El antecedente que cambió la lectura oficial
La razón por la que cada amenaza se toma hoy con máxima seriedad está en el antecedente de San Cristóbal, en Santa Fe. El 30 de marzo, un adolescente de 15 años ingresó armado con una escopeta a una escuela de esa ciudad, mató a un alumno de 13 años y dejó heridos. Después del ataque, la provincia desplegó un operativo interministerial, suspendió las clases y la causa sumó una nueva detención mientras se profundizaba la pista de una red internacional.
En la reconstrucción oficial, la Nación descartó que aquel caso pudiera leerse sólo como un episodio de bullying o como un brote aislado, y lo ubicó en el marco de subculturas digitales violentas de alcance transnacional. Ese cambio de enfoque ayuda a explicar por qué hoy las pintadas en baños, los mensajes con fechas precisas y las publicaciones en redes disparan actuaciones judiciales y protocolos preventivos casi de inmediato.
San Luis y Villa Mercedes en foco
En San Luis el tema ya había entrado en agenda antes de la ola del 15 y 16 de abril. La agencia oficial provincial informó que, el 8 de abril, el Gobierno activó un abordaje interministerial en Villa Mercedes luego de una alerta remitida por Nación tras un barrido de redes sociales.
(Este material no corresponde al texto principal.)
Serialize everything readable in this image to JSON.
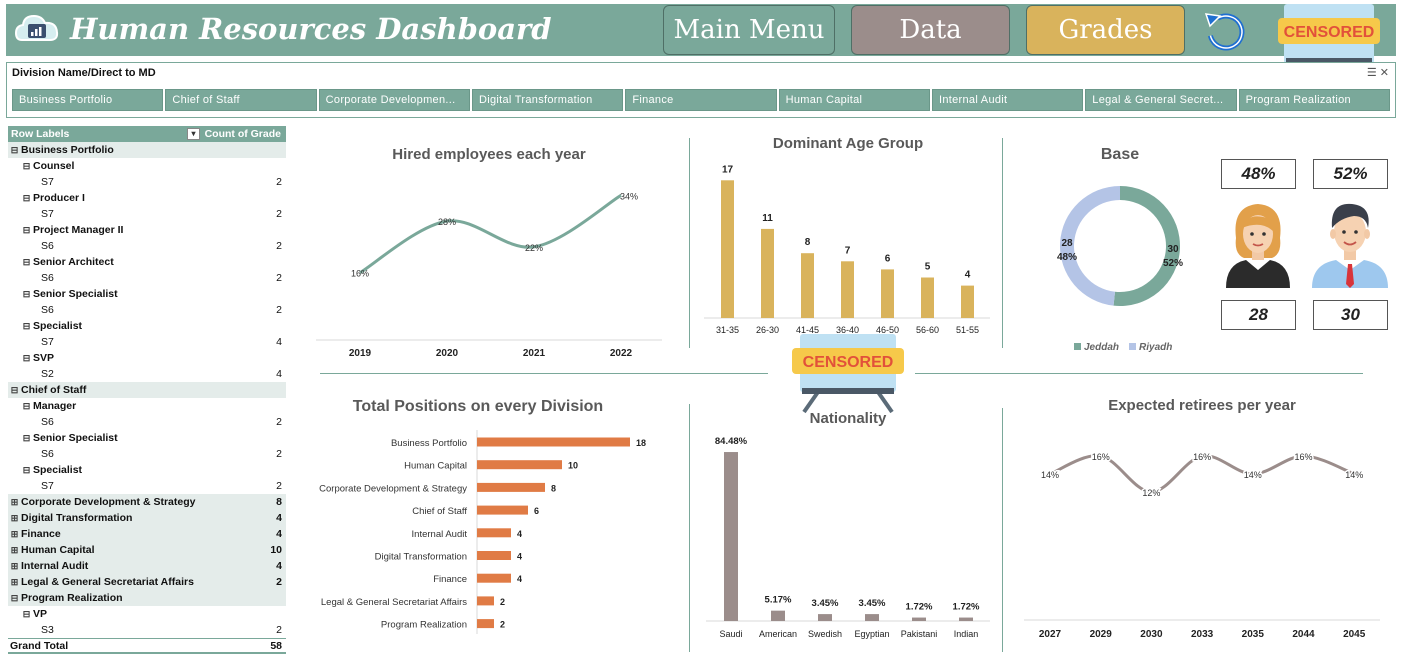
{
  "header": {
    "title": "Human Resources Dashboard",
    "nav": {
      "main_menu": "Main Menu",
      "data": "Data",
      "grades": "Grades"
    },
    "censor_label": "CENSORED"
  },
  "slicer": {
    "title": "Division Name/Direct to MD",
    "items": [
      "Business Portfolio",
      "Chief of Staff",
      "Corporate Developmen...",
      "Digital Transformation",
      "Finance",
      "Human Capital",
      "Internal Audit",
      "Legal & General Secret...",
      "Program Realization"
    ]
  },
  "pivot": {
    "header_row_labels": "Row Labels",
    "header_count": "Count of Grade",
    "grand_total_label": "Grand Total",
    "grand_total": "58",
    "rows": [
      {
        "type": "div",
        "sign": "⊟",
        "label": "Business Portfolio",
        "value": ""
      },
      {
        "type": "job",
        "sign": "⊟",
        "label": "Counsel",
        "value": ""
      },
      {
        "type": "grade",
        "label": "S7",
        "value": "2"
      },
      {
        "type": "job",
        "sign": "⊟",
        "label": "Producer I",
        "value": ""
      },
      {
        "type": "grade",
        "label": "S7",
        "value": "2"
      },
      {
        "type": "job",
        "sign": "⊟",
        "label": "Project Manager II",
        "value": ""
      },
      {
        "type": "grade",
        "label": "S6",
        "value": "2"
      },
      {
        "type": "job",
        "sign": "⊟",
        "label": "Senior Architect",
        "value": ""
      },
      {
        "type": "grade",
        "label": "S6",
        "value": "2"
      },
      {
        "type": "job",
        "sign": "⊟",
        "label": "Senior Specialist",
        "value": ""
      },
      {
        "type": "grade",
        "label": "S6",
        "value": "2"
      },
      {
        "type": "job",
        "sign": "⊟",
        "label": "Specialist",
        "value": ""
      },
      {
        "type": "grade",
        "label": "S7",
        "value": "4"
      },
      {
        "type": "job",
        "sign": "⊟",
        "label": "SVP",
        "value": ""
      },
      {
        "type": "grade",
        "label": "S2",
        "value": "4"
      },
      {
        "type": "div",
        "sign": "⊟",
        "label": "Chief of Staff",
        "value": ""
      },
      {
        "type": "job",
        "sign": "⊟",
        "label": "Manager",
        "value": ""
      },
      {
        "type": "grade",
        "label": "S6",
        "value": "2"
      },
      {
        "type": "job",
        "sign": "⊟",
        "label": "Senior Specialist",
        "value": ""
      },
      {
        "type": "grade",
        "label": "S6",
        "value": "2"
      },
      {
        "type": "job",
        "sign": "⊟",
        "label": "Specialist",
        "value": ""
      },
      {
        "type": "grade",
        "label": "S7",
        "value": "2"
      },
      {
        "type": "div",
        "sign": "⊞",
        "label": "Corporate Development & Strategy",
        "value": "8"
      },
      {
        "type": "div",
        "sign": "⊞",
        "label": "Digital Transformation",
        "value": "4"
      },
      {
        "type": "div",
        "sign": "⊞",
        "label": "Finance",
        "value": "4"
      },
      {
        "type": "div",
        "sign": "⊞",
        "label": "Human Capital",
        "value": "10"
      },
      {
        "type": "div",
        "sign": "⊞",
        "label": "Internal Audit",
        "value": "4"
      },
      {
        "type": "div",
        "sign": "⊞",
        "label": "Legal & General Secretariat Affairs",
        "value": "2"
      },
      {
        "type": "div",
        "sign": "⊟",
        "label": "Program Realization",
        "value": ""
      },
      {
        "type": "job",
        "sign": "⊟",
        "label": "VP",
        "value": ""
      },
      {
        "type": "grade",
        "label": "S3",
        "value": "2"
      }
    ]
  },
  "base": {
    "female_pct": "48%",
    "male_pct": "52%",
    "female_count": "28",
    "male_count": "30"
  },
  "colors": {
    "teal": "#7aa89a",
    "gold": "#d9b35c",
    "orange": "#e07b45",
    "taupe": "#9b8d8b",
    "lavender": "#b4c4e6"
  },
  "chart_data": [
    {
      "type": "line",
      "title": "Hired employees each year",
      "categories": [
        "2019",
        "2020",
        "2021",
        "2022"
      ],
      "values": [
        16,
        28,
        22,
        34
      ],
      "labels": [
        "16%",
        "28%",
        "22%",
        "34%"
      ],
      "color": "#7aa89a"
    },
    {
      "type": "bar",
      "title": "Dominant Age Group",
      "categories": [
        "31-35",
        "26-30",
        "41-45",
        "36-40",
        "46-50",
        "56-60",
        "51-55"
      ],
      "values": [
        17,
        11,
        8,
        7,
        6,
        5,
        4
      ],
      "color": "#d9b35c"
    },
    {
      "type": "pie",
      "title": "Base",
      "categories": [
        "Jeddah",
        "Riyadh"
      ],
      "values": [
        30,
        28
      ],
      "pct_labels": [
        "52%",
        "48%"
      ],
      "colors": [
        "#7aa89a",
        "#b4c4e6"
      ],
      "legend": "bottom"
    },
    {
      "type": "bar",
      "orientation": "horizontal",
      "title": "Total Positions on every Division",
      "categories": [
        "Business Portfolio",
        "Human Capital",
        "Corporate Development & Strategy",
        "Chief of Staff",
        "Internal Audit",
        "Digital Transformation",
        "Finance",
        "Legal & General Secretariat Affairs",
        "Program Realization"
      ],
      "values": [
        18,
        10,
        8,
        6,
        4,
        4,
        4,
        2,
        2
      ],
      "color": "#e07b45"
    },
    {
      "type": "bar",
      "title": "Nationality",
      "categories": [
        "Saudi",
        "American",
        "Swedish",
        "Egyptian",
        "Pakistani",
        "Indian"
      ],
      "values": [
        84.48,
        5.17,
        3.45,
        3.45,
        1.72,
        1.72
      ],
      "labels": [
        "84.48%",
        "5.17%",
        "3.45%",
        "3.45%",
        "1.72%",
        "1.72%"
      ],
      "color": "#9b8d8b"
    },
    {
      "type": "line",
      "title": "Expected retirees per year",
      "categories": [
        "2027",
        "2029",
        "2030",
        "2033",
        "2035",
        "2044",
        "2045"
      ],
      "values": [
        14,
        16,
        12,
        16,
        14,
        16,
        14
      ],
      "labels": [
        "14%",
        "16%",
        "12%",
        "16%",
        "14%",
        "16%",
        "14%"
      ],
      "color": "#9b8d8b"
    }
  ]
}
La ministra Nancy Sosa señaló que las publicaciones mencionaban un posible tiroteo contra compañeros y docentes, y la investigación permitió identificar al estudiante vinculado al caso, que asistía a la Escuela N°431 Nelly Chenau de Vecino.
Para el contexto puntano, ese antecedente dejó expuesta una lógica preventiva que ya no se limita a amenazas presenciales: también incorpora monitoreo digital, articulación entre Seguridad, Educación y Salud y denuncia inmediata ante la Justicia. En otras palabras, la discusión nacional sobre violencia escolar ya tiene una traducción concreta en Villa Mercedes.